The most recent episode’s press conference is a potent example of the way Kendall often sets himself up for failure: The day before his presentation to investors, he tells the production crew to pull an all-nighter to build a house and create misty clouds that will hang above it. When this effort turns out to be an abject failure, Kendall’s face gently sags into an expression of heartbreak not seen since Lisa Simpson broke Ralph Wiggum’s heart (or the last Kendall tripped over his own feet). Not only is Kendall always walking into his own trap like Wile E. Coyote chasing Road Runner, he turns the pain inward, whether it’s through addiction or self sabotage or eventually through suicidality. Even when it hurts him to be alive, he doesn’t shy away from the pain of living. He needs the high highs, like turning on his father at a press conference, but is waylaid by the low lows.
Part of what makes Kendall a character that inspired such an intense fandom is the way that Jeremy Strong portrays him. Though Strong has often been turned into a meme for how serious he is about his craft, it’s his level of earnestness and dedication to the emotional state of the character that makes Kendall feel so real, and so pitiable.
“I hate the word cringe, because it denotes a judgment,” Strong told New York Magazine. “I’m not in the business of judging.

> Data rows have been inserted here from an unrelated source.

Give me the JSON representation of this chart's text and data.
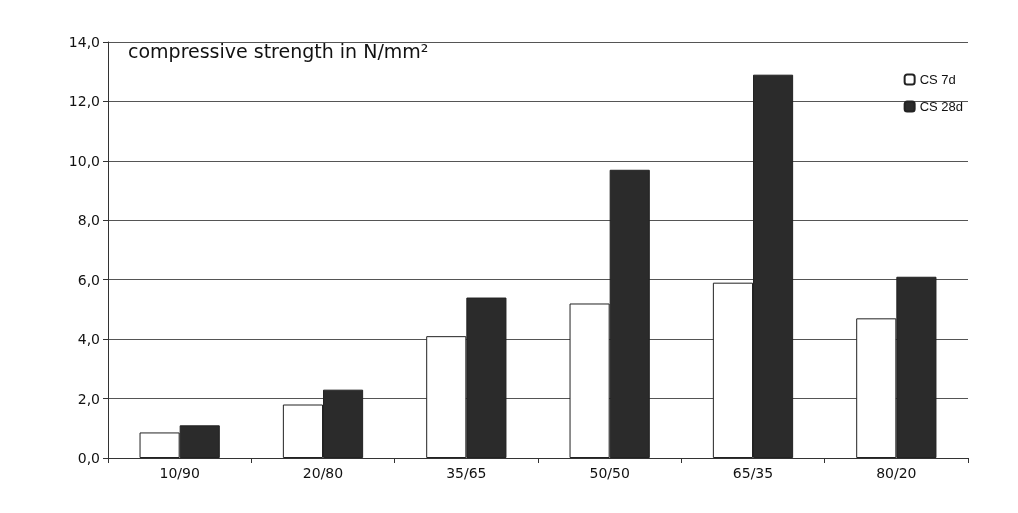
{
  "chart_data": {
    "type": "bar",
    "title": "compressive strength in N/mm²",
    "categories": [
      "10/90",
      "20/80",
      "35/65",
      "50/50",
      "65/35",
      "80/20"
    ],
    "series": [
      {
        "name": "CS 7d",
        "color": "#ffffff",
        "values": [
          0.86,
          1.8,
          4.1,
          5.2,
          5.9,
          4.7
        ]
      },
      {
        "name": "CS 28d",
        "color": "#2b2b2b",
        "values": [
          1.1,
          2.3,
          5.4,
          9.7,
          12.9,
          6.1
        ]
      }
    ],
    "ylim": [
      0,
      14
    ],
    "yticks": [
      {
        "value": 0,
        "label": "0,0"
      },
      {
        "value": 2,
        "label": "2,0"
      },
      {
        "value": 4,
        "label": "4,0"
      },
      {
        "value": 6,
        "label": "6,0"
      },
      {
        "value": 8,
        "label": "8,0"
      },
      {
        "value": 10,
        "label": "10,0"
      },
      {
        "value": 12,
        "label": "12,0"
      },
      {
        "value": 14,
        "label": "14,0"
      }
    ],
    "grid": "y",
    "legend": "top right"
  }
}
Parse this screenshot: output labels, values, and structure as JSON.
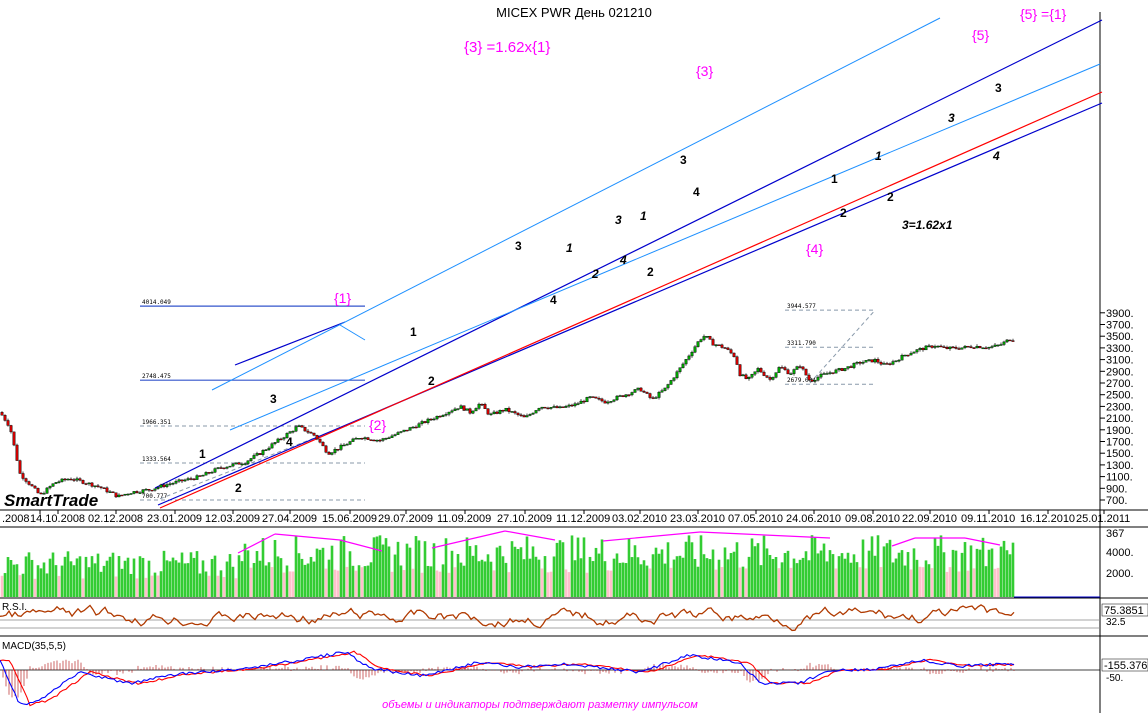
{
  "chart_data": {
    "type": "candlestick",
    "title": "MICEX PWR День 021210",
    "brand": "SmartTrade",
    "footer_note": "объемы и индикаторы подтверждают разметку импульсом",
    "ylim": [
      650,
      4100
    ],
    "y_ticks": [
      "3900.",
      "3700.",
      "3500.",
      "3300.",
      "3100.",
      "2900.",
      "2700.",
      "2500.",
      "2300.",
      "2100.",
      "1900.",
      "1700.",
      "1500.",
      "1300.",
      "1100.",
      "900.",
      "700."
    ],
    "x_ticks": [
      ".2008",
      "14.10.2008",
      "02.12.2008",
      "23.01.2009",
      "12.03.2009",
      "27.04.2009",
      "15.06.2009",
      "29.07.2009",
      "11.09.2009",
      "27.10.2009",
      "11.12.2009",
      "03.02.2010",
      "23.03.2010",
      "07.05.2010",
      "24.06.2010",
      "09.08.2010",
      "22.09.2010",
      "09.11.2010",
      "16.12.2010",
      "25.01.2011"
    ],
    "fib_levels": [
      {
        "label": "4014.049",
        "value": 4014
      },
      {
        "label": "2748.475",
        "value": 2748
      },
      {
        "label": "1966.351",
        "value": 1966
      },
      {
        "label": "1333.564",
        "value": 1333
      },
      {
        "label": "700.777",
        "value": 701
      },
      {
        "label": "3944.577",
        "value": 3945
      },
      {
        "label": "3311.790",
        "value": 3312
      },
      {
        "label": "2679.004",
        "value": 2679
      }
    ],
    "price_anchors": [
      [
        0,
        2200
      ],
      [
        10,
        1950
      ],
      [
        20,
        1150
      ],
      [
        40,
        780
      ],
      [
        55,
        1000
      ],
      [
        70,
        1070
      ],
      [
        85,
        1000
      ],
      [
        100,
        920
      ],
      [
        118,
        760
      ],
      [
        130,
        830
      ],
      [
        150,
        880
      ],
      [
        170,
        980
      ],
      [
        200,
        1100
      ],
      [
        220,
        1250
      ],
      [
        245,
        1350
      ],
      [
        260,
        1500
      ],
      [
        285,
        1800
      ],
      [
        298,
        1960
      ],
      [
        315,
        1800
      ],
      [
        328,
        1500
      ],
      [
        340,
        1600
      ],
      [
        360,
        1780
      ],
      [
        380,
        1720
      ],
      [
        400,
        1850
      ],
      [
        420,
        2000
      ],
      [
        440,
        2150
      ],
      [
        460,
        2300
      ],
      [
        470,
        2200
      ],
      [
        480,
        2350
      ],
      [
        490,
        2150
      ],
      [
        505,
        2250
      ],
      [
        525,
        2100
      ],
      [
        540,
        2300
      ],
      [
        560,
        2270
      ],
      [
        575,
        2330
      ],
      [
        590,
        2450
      ],
      [
        605,
        2380
      ],
      [
        625,
        2500
      ],
      [
        640,
        2600
      ],
      [
        652,
        2420
      ],
      [
        665,
        2600
      ],
      [
        680,
        2950
      ],
      [
        690,
        3200
      ],
      [
        700,
        3450
      ],
      [
        705,
        3510
      ],
      [
        712,
        3380
      ],
      [
        725,
        3300
      ],
      [
        735,
        3150
      ],
      [
        740,
        2850
      ],
      [
        748,
        2750
      ],
      [
        758,
        2940
      ],
      [
        770,
        2760
      ],
      [
        780,
        2980
      ],
      [
        790,
        2860
      ],
      [
        800,
        3000
      ],
      [
        810,
        2730
      ],
      [
        820,
        2820
      ],
      [
        830,
        2880
      ],
      [
        845,
        2950
      ],
      [
        860,
        3050
      ],
      [
        875,
        3090
      ],
      [
        885,
        3000
      ],
      [
        895,
        3080
      ],
      [
        905,
        3180
      ],
      [
        915,
        3250
      ],
      [
        925,
        3300
      ],
      [
        935,
        3340
      ],
      [
        945,
        3290
      ],
      [
        960,
        3300
      ],
      [
        975,
        3330
      ],
      [
        990,
        3310
      ],
      [
        1000,
        3350
      ],
      [
        1010,
        3450
      ]
    ],
    "wave_labels": [
      {
        "text": "{3} =1.62x{1}",
        "color": "#ff00ff"
      },
      {
        "text": "{3}",
        "color": "#ff00ff"
      },
      {
        "text": "{5}",
        "color": "#ff00ff"
      },
      {
        "text": "{5} ={1}",
        "color": "#ff00ff"
      },
      {
        "text": "{1}",
        "color": "#ff00ff"
      },
      {
        "text": "{2}",
        "color": "#ff00ff"
      },
      {
        "text": "{4}",
        "color": "#ff00ff"
      },
      {
        "text": "3=1.62x1",
        "color": "#000000"
      },
      {
        "text": "1",
        "color": "#000000"
      },
      {
        "text": "2",
        "color": "#000000"
      },
      {
        "text": "3",
        "color": "#000000"
      },
      {
        "text": "4",
        "color": "#000000"
      }
    ],
    "volume": {
      "ticks": [
        "367",
        "4000.",
        "2000."
      ],
      "color": "#33cc33"
    },
    "rsi": {
      "label": "R.S.I.",
      "value": "75.3851",
      "level": "32.5",
      "color": "#b03a00"
    },
    "macd": {
      "label": "MACD(35,5,5)",
      "value": "-155.376",
      "level": "-50.",
      "line_color": "#0000ff",
      "signal_color": "#ff0000"
    },
    "colors": {
      "bull": "#00a000",
      "bear": "#cc0000",
      "channel_dark": "#0000cc",
      "channel_light": "#1e90ff",
      "support": "#ff0000",
      "highlight": "#ff00ff"
    }
  }
}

We, as a culture, would be a lot better off if we judged a little less and empathized more. But certainly, as an actor, you cannot judge your character. You cannot be above them.”
It’s because Kendall is so unbelievably embarrassing that even when he does things like commit manslaughter I still feel empathy for him. Sometimes, I even want him to succeed. What makes Kendall babygirl are the things that differentiate him from other emotionally damaged anti-heroes of television — Don Draper in Mad Men would never allow himself to fall apart emotionally in the way that Kendall does. Walter White from Breaking Bad directs all his self hate outward, at his wife and child, and especially at Jesse Pinkman. Kendall and Jesse share the same impulse to blame themselves and drown in their own guilt. In Breaking Bad, after Jesse’s girlfriend dies from an overdose, Jesse goes to a rehab facility that takes him and a group on an overnight camping trip. Sitting next to the fire, he asks the leader of the rehab group if he’s ever hurt anyone, and then later, how he stays alive without hating himself.
These aren’t questions Walter White or Don Draper ask themselves. Where those characters can reinvent themselves within the confines of violent, stoic masculinity, Kendall and Jesse can’t. It’s the violence of masculinity that stifles them, causes their guilt to turn inward like an ingrown nail. As a queer character, that’s even more pronounced in Lestat de Lioncourt, who outright rejects the safety of heteronormative masculinity. He prefers to be the monster that everyone says he is, portrayed with aplomb by Sam Reid in AMC’s Interview with the Vampire, where Lestat uses his connections to be King of Mardi Gras, pretending to bite into a baby atop a float while wearing a jeweled corset and enormous feathered ruff. Even as he knows he will betray his lover, Louis, he still feels a deep love for him. He can’t love anything without hurting them, hurting himself. He doesn’t know how.
Babygirls are all porcupines pricking themselves while trying to keep other people away. But that’s what makes you want to hold them.